To add another provider:

  1. See components/embed_claw/llm/ec_llm_internal.h
  2. Add ec_llm_xxx.c / .h
  3. Export ec_llm_xxx_get_provider(void) from the new provider module
  4. Implement init and chat_tools, and map the response to ec_llm_response_t
  5. Add one branch in ec_llm_init_default() (components/embed_claw/llm/ec_llm.c) to map provider name to getter
  6. Set EC_LLM_PROVIDER_NAME in main/ec_config.h (and set matching URL/model)

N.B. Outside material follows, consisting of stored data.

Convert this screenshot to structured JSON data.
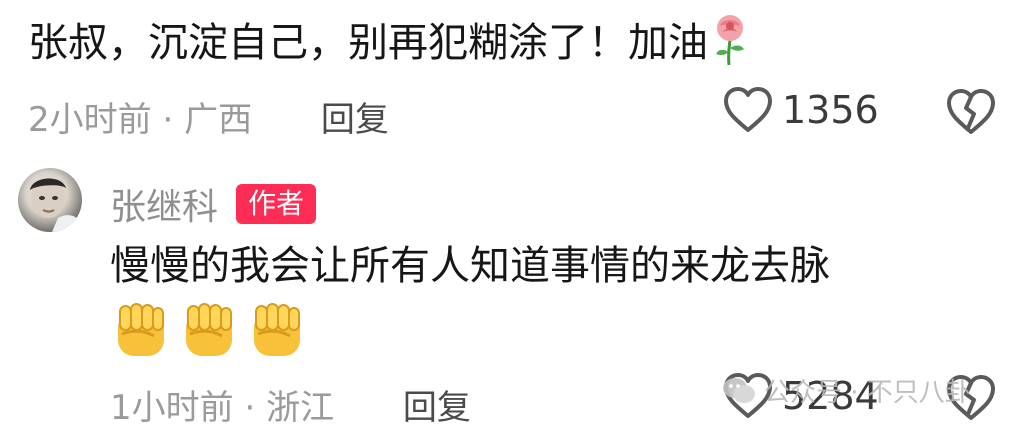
{
  "comments": [
    {
      "text": "张叔，沉淀自己，别再犯糊涂了！加油",
      "emoji": "rose",
      "time": "2小时前",
      "location": "广西",
      "reply_label": "回复",
      "likes": "1356"
    },
    {
      "author": "张继科",
      "badge": "作者",
      "text": "慢慢的我会让所有人知道事情的来龙去脉",
      "emoji": [
        "fist",
        "fist",
        "fist"
      ],
      "time": "1小时前",
      "location": "浙江",
      "reply_label": "回复",
      "likes": "5284"
    }
  ],
  "separator": "·",
  "watermark": {
    "icon": "wechat-icon",
    "text": "公众号 · 不只八卦"
  },
  "colors": {
    "badge": "#ff2c55",
    "meta": "#9a9a9a",
    "text": "#161616"
  }
}
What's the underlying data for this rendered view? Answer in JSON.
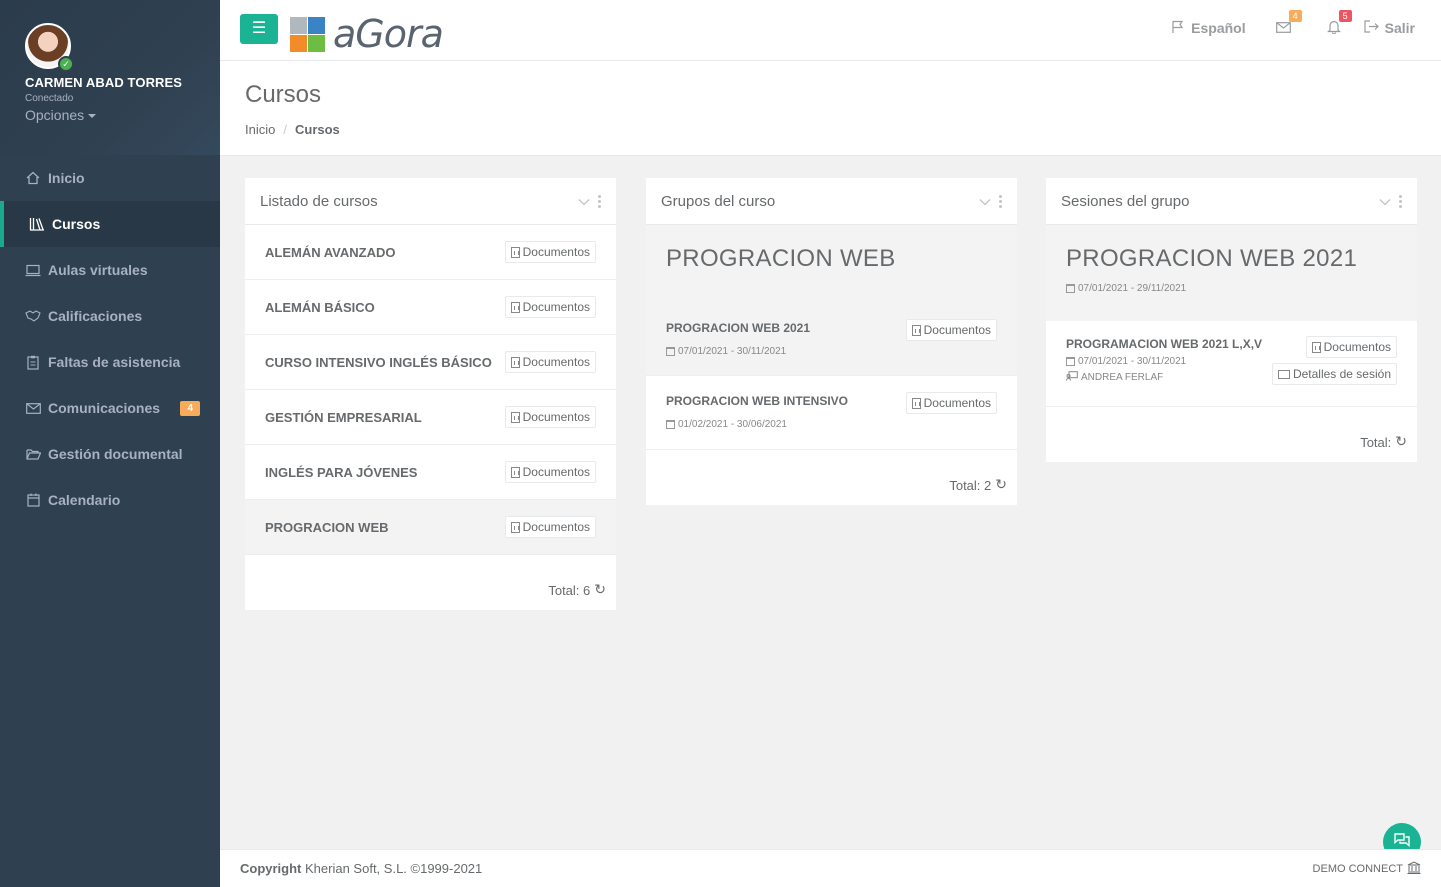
{
  "user": {
    "name": "CARMEN ABAD TORRES",
    "status": "Conectado",
    "options_label": "Opciones"
  },
  "sidebar": {
    "items": [
      {
        "label": "Inicio",
        "icon": "home-icon"
      },
      {
        "label": "Cursos",
        "icon": "books-icon",
        "active": true
      },
      {
        "label": "Aulas virtuales",
        "icon": "laptop-icon"
      },
      {
        "label": "Calificaciones",
        "icon": "handshake-icon"
      },
      {
        "label": "Faltas de asistencia",
        "icon": "clipboard-icon"
      },
      {
        "label": "Comunicaciones",
        "icon": "envelope-icon",
        "badge": "4"
      },
      {
        "label": "Gestión documental",
        "icon": "folder-open-icon"
      },
      {
        "label": "Calendario",
        "icon": "calendar-icon"
      }
    ]
  },
  "topbar": {
    "logo_text": "aGora",
    "language": "Español",
    "mail_count": "4",
    "notification_count": "5",
    "logout": "Salir"
  },
  "page": {
    "title": "Cursos",
    "breadcrumb": {
      "home": "Inicio",
      "sep": "/",
      "current": "Cursos"
    }
  },
  "courses_panel": {
    "title": "Listado de cursos",
    "doc_label": "Documentos",
    "items": [
      "ALEMÁN AVANZADO",
      "ALEMÁN BÁSICO",
      "CURSO INTENSIVO INGLÉS BÁSICO",
      "GESTIÓN EMPRESARIAL",
      "INGLÉS PARA JÓVENES",
      "PROGRACION WEB"
    ],
    "total": "Total: 6"
  },
  "groups_panel": {
    "title": "Grupos del curso",
    "course_name": "PROGRACION WEB",
    "doc_label": "Documentos",
    "items": [
      {
        "name": "PROGRACION WEB 2021",
        "dates": "07/01/2021 - 30/11/2021"
      },
      {
        "name": "PROGRACION WEB INTENSIVO",
        "dates": "01/02/2021 - 30/06/2021"
      }
    ],
    "total": "Total: 2"
  },
  "sessions_panel": {
    "title": "Sesiones del grupo",
    "group_name": "PROGRACION WEB 2021",
    "group_dates": "07/01/2021 - 29/11/2021",
    "session": {
      "name": "PROGRAMACION WEB 2021 L,X,V",
      "dates": "07/01/2021 - 30/11/2021",
      "teacher": "ANDREA FERLAF",
      "doc_label": "Documentos",
      "details_label": "Detalles de sesión"
    },
    "total": "Total:"
  },
  "footer": {
    "copyright_bold": "Copyright",
    "copyright_text": "Kherian Soft, S.L. ©1999-2021",
    "right_text": "DEMO CONNECT"
  },
  "colors": {
    "accent": "#1ab394",
    "sidebar": "#2f4050",
    "badge_orange": "#f8ac59",
    "badge_red": "#ed5565"
  }
}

The current runtime path is OpenAI-compatible providers (OpenAI, DeepSeek, Moonshot/KiMi, Qwen, Doubao, Hunyuan, etc.). Other provider families are not wired yet.

Possible next steps

With clear boundaries, natural extensions include: TODO.md

Notes

1. Build-time configuration

For open-source distribution, repo defaults keep secret fields empty. Put real keys in local main/ec_config.h rather than editing components/embed_claw/ec_config_internal.h. main/ec_config.h is ignored by Git by default.

Before running, set:

  • API key for the active LLM preset
  • EC_LLM_PROVIDER_NAME (default is openai)
  • Tavily API key
  • Feishu App ID and App Secret

2. Best use today

This repo is a good fit for:

  • Experimenting with an embedded AI Agent framework
  • Building Feishu- or WebSocket-driven edge assistants
  • Validating tool calling, memory, and skills on real hardware
  • Using it as a base for productization

License

This project is open source under the MIT License.